NOTE: This Quiche should be cooked on the bottom rack of the oven, whether using a conventional oven or an air fryer. It is not possible to achieve good results with a microwave oven. If a bottom rack is not available and the Quiche must be baked close to the heating element, lower the temperatures set and possibly lengthen the baking times. Always check to ensure the crust does not burn and that the Quiche is done by noting the sway or wiggle at the top when given slight nudges of the baking pan.

Important: Check frequently to ensure that the Crust does not burn and test for wiggle or jiggle of Quiche as an indication of being done.

NOTE: Bake at high preheated temperature, 375F for 8 to 10 minutes, then at lower temperature, 300F for 20 minutes. If Quiche wiggles when shaken, lower the temperature, no less than 250F and continue to bake until it only wiggles slightly. Remove from oven and let set for at least 5 to 15 minutes before serving.

DakotasLambQuicheBaking.jpg


15) Serve.

DakotasLambQuicheServed1.jpg


DakotasLambQuicheServed2.jpg


DakotasLambQuicheServed3.jpg


Yep, it was good!
 
Last edited:
This looks terrific. I'm not sure why it hadn't occurred to me to use lamb in a quiche. I readily think of sausage and bacon, but I will certainly try this for the special flavor that lamb brings (using feta makes for an assertive, flavorful combo).

By the way, it looks like you favor Anaheim peppers in your recipes the way I like using serranos. :okay:
 
This looks terrific. I'm not sure why it hadn't occurred to me to use lamb in a quiche. I readily think of sausage and bacon, but I will certainly try this for the special flavor that lamb brings (using feta makes for an assertive, flavorful combo).

By the way, it looks like you favor Anaheim peppers in your recipes the way I like using serranos. :okay:

Lamb is a great meat. It does have a great flavor due to its high fat content.

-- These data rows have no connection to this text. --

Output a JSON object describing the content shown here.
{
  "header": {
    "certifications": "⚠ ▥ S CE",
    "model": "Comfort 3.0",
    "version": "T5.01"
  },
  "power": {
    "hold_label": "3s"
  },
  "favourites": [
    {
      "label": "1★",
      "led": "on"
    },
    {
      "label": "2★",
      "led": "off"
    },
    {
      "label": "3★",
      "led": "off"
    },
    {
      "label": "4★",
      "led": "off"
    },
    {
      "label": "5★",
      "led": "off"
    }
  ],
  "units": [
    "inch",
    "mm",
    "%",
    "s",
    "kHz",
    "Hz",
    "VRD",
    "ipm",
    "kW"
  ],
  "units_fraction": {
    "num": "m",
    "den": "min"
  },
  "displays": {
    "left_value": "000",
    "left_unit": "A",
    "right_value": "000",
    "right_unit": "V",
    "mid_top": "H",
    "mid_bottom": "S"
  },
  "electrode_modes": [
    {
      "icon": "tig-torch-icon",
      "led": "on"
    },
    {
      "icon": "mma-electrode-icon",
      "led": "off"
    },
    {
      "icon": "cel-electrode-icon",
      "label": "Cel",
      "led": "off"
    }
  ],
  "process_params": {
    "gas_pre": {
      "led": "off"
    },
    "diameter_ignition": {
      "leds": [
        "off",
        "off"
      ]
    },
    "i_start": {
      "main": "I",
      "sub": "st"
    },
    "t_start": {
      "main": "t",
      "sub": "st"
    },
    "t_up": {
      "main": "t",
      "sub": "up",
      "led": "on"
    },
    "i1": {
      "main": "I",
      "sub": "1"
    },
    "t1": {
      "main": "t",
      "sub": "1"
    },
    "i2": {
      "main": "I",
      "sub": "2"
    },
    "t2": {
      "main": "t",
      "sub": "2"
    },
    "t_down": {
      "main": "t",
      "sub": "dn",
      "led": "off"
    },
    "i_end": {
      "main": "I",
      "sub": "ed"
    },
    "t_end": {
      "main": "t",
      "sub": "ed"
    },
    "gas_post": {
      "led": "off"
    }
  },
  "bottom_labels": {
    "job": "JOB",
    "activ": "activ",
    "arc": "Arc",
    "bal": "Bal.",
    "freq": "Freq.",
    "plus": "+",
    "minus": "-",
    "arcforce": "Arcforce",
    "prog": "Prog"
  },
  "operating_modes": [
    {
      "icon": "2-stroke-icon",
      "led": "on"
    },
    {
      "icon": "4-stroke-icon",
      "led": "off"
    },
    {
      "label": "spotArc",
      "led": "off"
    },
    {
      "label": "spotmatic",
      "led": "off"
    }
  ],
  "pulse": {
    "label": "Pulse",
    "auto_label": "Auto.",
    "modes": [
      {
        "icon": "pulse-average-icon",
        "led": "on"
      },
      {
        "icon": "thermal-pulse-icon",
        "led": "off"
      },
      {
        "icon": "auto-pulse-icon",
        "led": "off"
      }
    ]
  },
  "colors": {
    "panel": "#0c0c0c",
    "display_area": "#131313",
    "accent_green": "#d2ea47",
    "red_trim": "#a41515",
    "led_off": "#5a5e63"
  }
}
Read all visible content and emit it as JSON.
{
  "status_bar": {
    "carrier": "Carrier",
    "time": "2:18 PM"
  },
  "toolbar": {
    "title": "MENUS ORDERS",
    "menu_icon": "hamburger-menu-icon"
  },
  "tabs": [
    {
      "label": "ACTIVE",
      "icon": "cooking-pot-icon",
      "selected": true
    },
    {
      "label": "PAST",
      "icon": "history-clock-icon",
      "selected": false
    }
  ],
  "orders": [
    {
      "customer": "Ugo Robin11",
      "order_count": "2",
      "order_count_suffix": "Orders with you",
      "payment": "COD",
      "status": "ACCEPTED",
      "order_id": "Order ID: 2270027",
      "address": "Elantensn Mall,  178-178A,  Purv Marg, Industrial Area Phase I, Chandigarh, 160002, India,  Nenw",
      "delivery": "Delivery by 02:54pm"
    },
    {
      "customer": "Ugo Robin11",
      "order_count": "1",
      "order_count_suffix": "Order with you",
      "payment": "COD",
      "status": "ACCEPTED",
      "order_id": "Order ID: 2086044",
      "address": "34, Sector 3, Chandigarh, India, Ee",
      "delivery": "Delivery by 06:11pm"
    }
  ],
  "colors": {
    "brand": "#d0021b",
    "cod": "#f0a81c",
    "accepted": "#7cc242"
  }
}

BTW: I prefer Serranos and always have them in the fridge. I do Anaheims when I want the flavor to be less spicy and more subtle. Habneros are preferred when I want to really spike a meal with pepper. It's rare, but I will use Bells for certain entrees and other peppers like Anchos or Pasillas. Red Cayenne Pepper is usually used flaked as a spice or as a hot sauce - Crystal Hot Sauce.
 
From the land of lamb I dint think I will try this?????? But then....

Russ

Put your own spin on it.

This was my first Quiche of any kind. It was very good and flavorful, but I think, a bit drier than I would have liked. Still moist, just not moist enough. But I couldn't have predicted that with it being my first Quiche. I might have been a bit heavier on the Rosemary and Marjoram too.